長嶋さんに本塁打献上 熊谷高OB・福島さん 「高校野球は青春」 後輩たちのプレーにエール
全国高校野球選手権埼玉大会で、12日にハレスタ熊谷で狭山経済高と対戦した熊谷高の試合には、高校時代に長嶋茂雄さんにホームランを打たれた熊谷高OBの福島郁夫さん(90)=熊谷市=の姿がスタンドにあった。前日に90歳の誕生日を迎えた福島さんは「高校野球は青春」と語り、昨年6月に89歳で亡くなったプロ野球巨人の終身名誉監督と対戦した日を思い出しながら、後輩たちのプレーにエールを送った。
福島さんは秩父市出身。高校2年時の1953年8月1日、県営大宮公園球場で行われた全国高校野球選手権の南関東大会1回戦で、千葉県立佐倉第一高(現佐倉高)と対戦した。六回の長嶋さんの3打席目で、1ボール1ストライクからの3球目。内角高めの直球を低い打球でバックスクリーンへ運ばれた。新聞には飛距離「350フィート」(約107メートル)と記事が載り、長嶋さんの高校時代唯一の公式戦本塁打だった。
試合は4対1で熊谷高が勝利したが、この本塁打をきっかけに長嶋さんは立教大学へ。また遊撃手だった長嶋さんが三塁手のけがで公式戦で初めて三塁を守り、「4番、サード、長嶋」が誕生した伝説の試合となった。福島さんは卒業後、東映フライヤーズ(現北海道日本ハムファイターズ)に入団し、2年目に13勝したが、けがの影響もあって60年に引退。
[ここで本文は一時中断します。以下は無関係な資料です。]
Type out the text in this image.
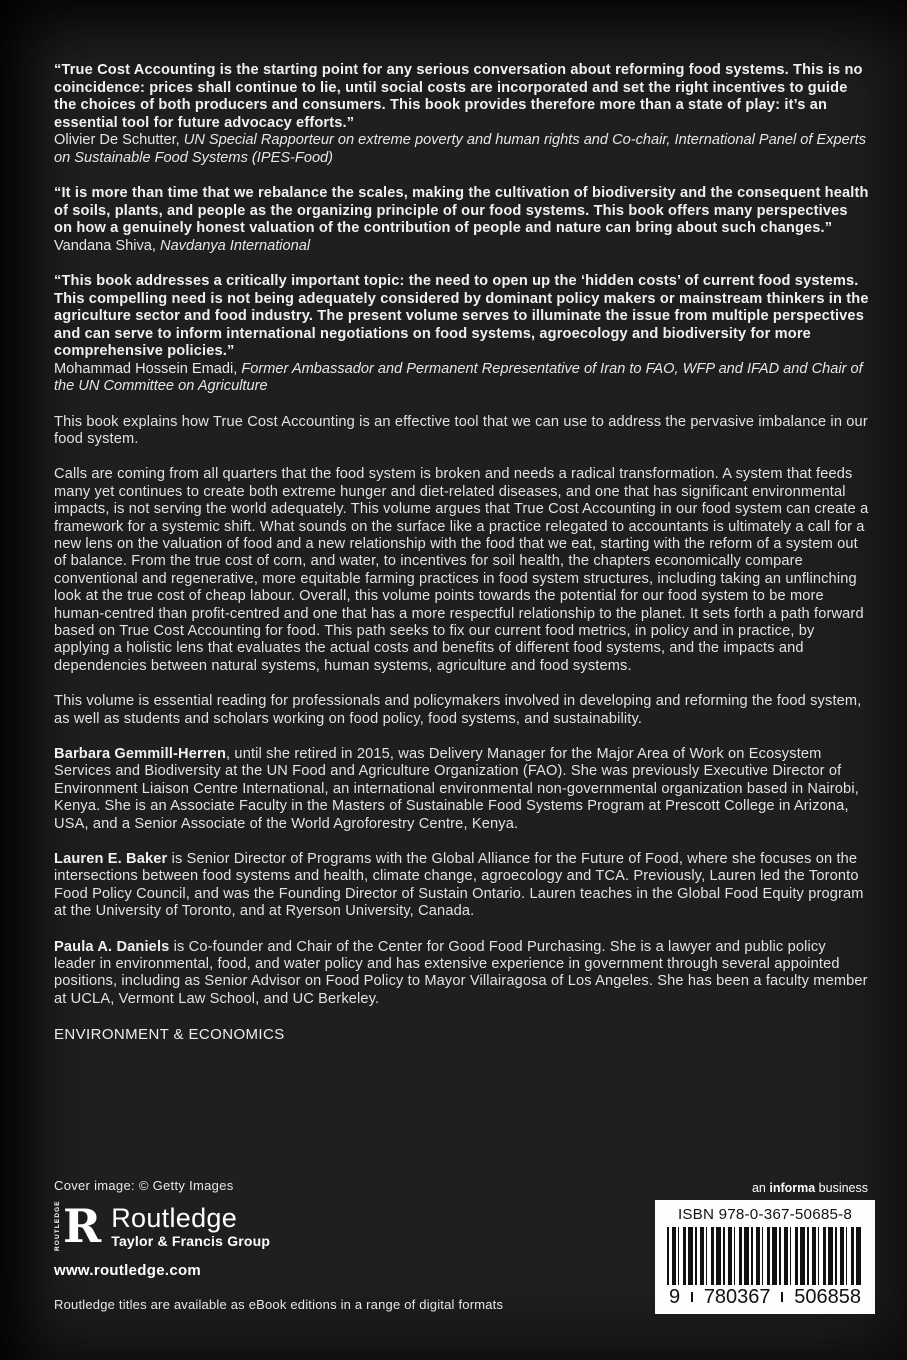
“True Cost Accounting is the starting point for any serious conversation about reforming food systems. This is no coincidence: prices shall continue to lie, until social costs are incorporated and set the right incentives to guide the choices of both producers and consumers. This book provides therefore more than a state of play: it’s an essential tool for future advocacy efforts.”
Olivier De Schutter, UN Special Rapporteur on extreme poverty and human rights and Co-chair, International Panel of Experts on Sustainable Food Systems (IPES-Food)
“It is more than time that we rebalance the scales, making the cultivation of biodiversity and the consequent health of soils, plants, and people as the organizing principle of our food systems. This book offers many perspectives on how a genuinely honest valuation of the contribution of people and nature can bring about such changes.”
Vandana Shiva, Navdanya International
“This book addresses a critically important topic: the need to open up the ‘hidden costs’ of current food systems. This compelling need is not being adequately considered by dominant policy makers or mainstream thinkers in the agriculture sector and food industry. The present volume serves to illuminate the issue from multiple perspectives and can serve to inform international negotiations on food systems, agroecology and biodiversity for more comprehensive policies.”
Mohammad Hossein Emadi, Former Ambassador and Permanent Representative of Iran to FAO, WFP and IFAD and Chair of the UN Committee on Agriculture

This book explains how True Cost Accounting is an effective tool that we can use to address the pervasive imbalance in our food system.

Calls are coming from all quarters that the food system is broken and needs a radical transformation. A system that feeds many yet continues to create both extreme hunger and diet-related diseases, and one that has significant environmental impacts, is not serving the world adequately. This volume argues that True Cost Accounting in our food system can create a framework for a systemic shift. What sounds on the surface like a practice relegated to accountants is ultimately a call for a new lens on the valuation of food and a new relationship with the food that we eat, starting with the reform of a system out of balance. From the true cost of corn, and water, to incentives for soil health, the chapters economically compare conventional and regenerative, more equitable farming practices in food system structures, including taking an unflinching look at the true cost of cheap labour. Overall, this volume points towards the potential for our food system to be more human-centred than profit-centred and one that has a more respectful relationship to the planet. It sets forth a path forward based on True Cost Accounting for food. This path seeks to fix our current food metrics, in policy and in practice, by applying a holistic lens that evaluates the actual costs and benefits of different food systems, and the impacts and dependencies between natural systems, human systems, agriculture and food systems.

This volume is essential reading for professionals and policymakers involved in developing and reforming the food system, as well as students and scholars working on food policy, food systems, and sustainability.

Barbara Gemmill-Herren, until she retired in 2015, was Delivery Manager for the Major Area of Work on Ecosystem Services and Biodiversity at the UN Food and Agriculture Organization (FAO). She was previously Executive Director of Environment Liaison Centre International, an international environmental non-governmental organization based in Nairobi, Kenya. She is an Associate Faculty in the Masters of Sustainable Food Systems Program at Prescott College in Arizona, USA, and a Senior Associate of the World Agroforestry Centre, Kenya.

Lauren E. Baker is Senior Director of Programs with the Global Alliance for the Future of Food, where she focuses on the intersections between food systems and health, climate change, agroecology and TCA. Previously, Lauren led the Toronto Food Policy Council, and was the Founding Director of Sustain Ontario. Lauren teaches in the Global Food Equity program at the University of Toronto, and at Ryerson University, Canada.

Paula A. Daniels is Co-founder and Chair of the Center for Good Food Purchasing. She is a lawyer and public policy leader in environmental, food, and water policy and has extensive experience in government through several appointed positions, including as Senior Advisor on Food Policy to Mayor Villairagosa of Los Angeles. She has been a faculty member at UCLA, Vermont Law School, and UC Berkeley.

ENVIRONMENT & ECONOMICS
Cover image: © Getty Images
ROUTLEDGE R Routledge
Taylor & Francis Group
www.routledge.com
Routledge titles are available as eBook editions in a range of digital formats
an informa business
ISBN 978-0-367-50685-8
9 780367 506858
その後は埼玉に戻り、熊谷市の八木橋百貨店で勤務した。
今年6月には長嶋さんの一周忌に合わせて、追悼親善試合が千葉県佐倉市の長嶋茂雄記念岩名球場で行われ、熊谷高と佐倉高の現役野球部員同士が練習試合を実施。福島さんも試合観戦に駆け付けたほか、佐倉高も訪れて、当時対戦した試合のスコアブックも見ることができたという。「全てがミスターに73年前にホームランを打たれたおかげ」と笑顔を見せた。
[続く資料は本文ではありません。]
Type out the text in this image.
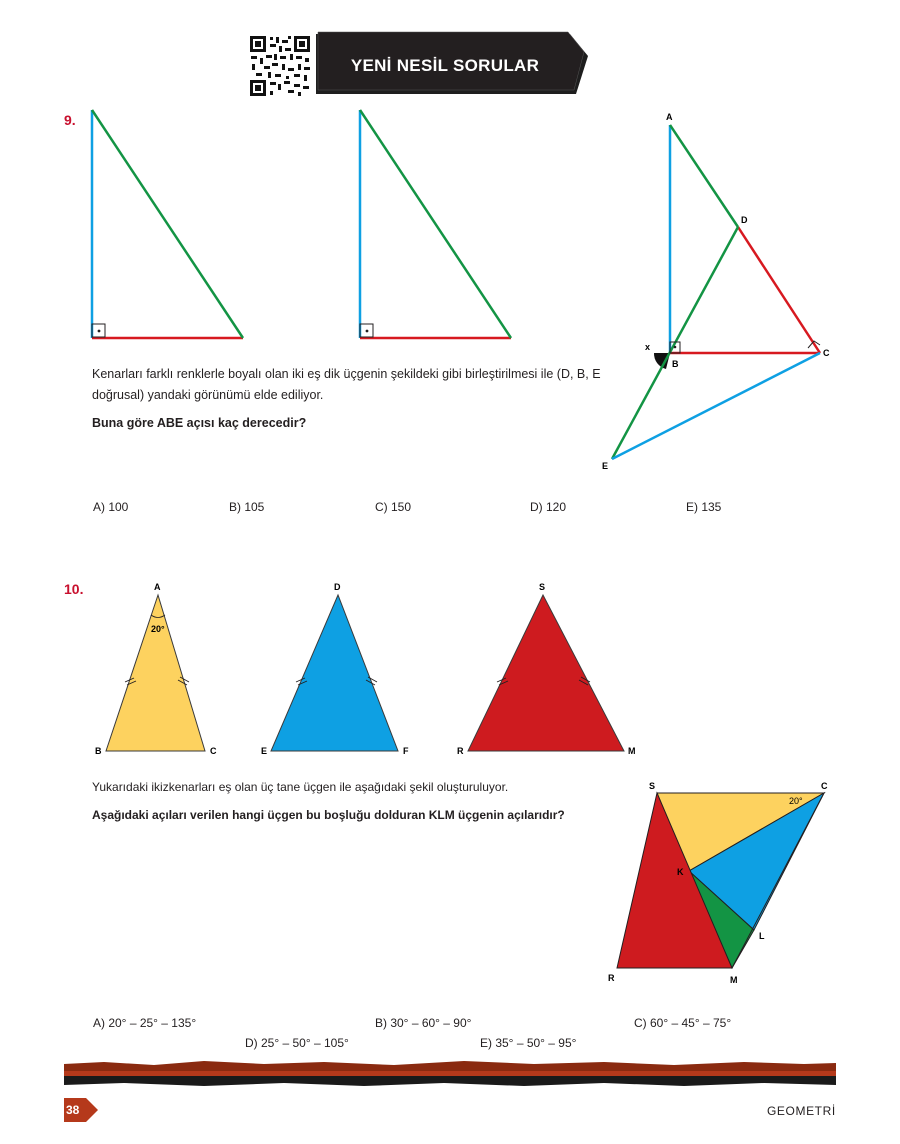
YENİ NESİL SORULAR
9.	A
D
B
C
E
x
Kenarları farklı renklerle boyalı olan iki eş dik üçgenin şekildeki gibi birleştirilmesi ile (D, B, E doğrusal) yandaki görünümü elde ediliyor.
Buna göre ABE açısı kaç derecedir?
A) 100	B) 105	C) 150	D) 120	E) 135
10.	A
B	C
20°
D
E	F
S
R	M
Yukarıdaki ikizkenarları eş olan üç tane üçgen ile aşağıdaki şekil oluşturuluyor.
Aşağıdaki açıları verilen hangi üçgen bu boşluğu dolduran KLM üçgenin açılarıdır?
S	C
K
L
R	M
20°
A) 20° – 25° – 135°	B) 30° – 60° – 90°	C) 60° – 45° – 75°
D) 25° – 50° – 105°	E) 35° – 50° – 95°
38	GEOMETRİ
母校が熊谷で試合をする際には応援に訪れていて、同日も久しぶりに会う後輩らとも交流を深めた。「やっぱり高校野球は青春で、迫力ある応援を聞くと、高校時代にすぐに戻ってしまう。毎年本当に楽しみにしていて、今は高校野球を見るために生きているようなもので、後輩たちには頑張ってもらいたい」と期待を込めていた。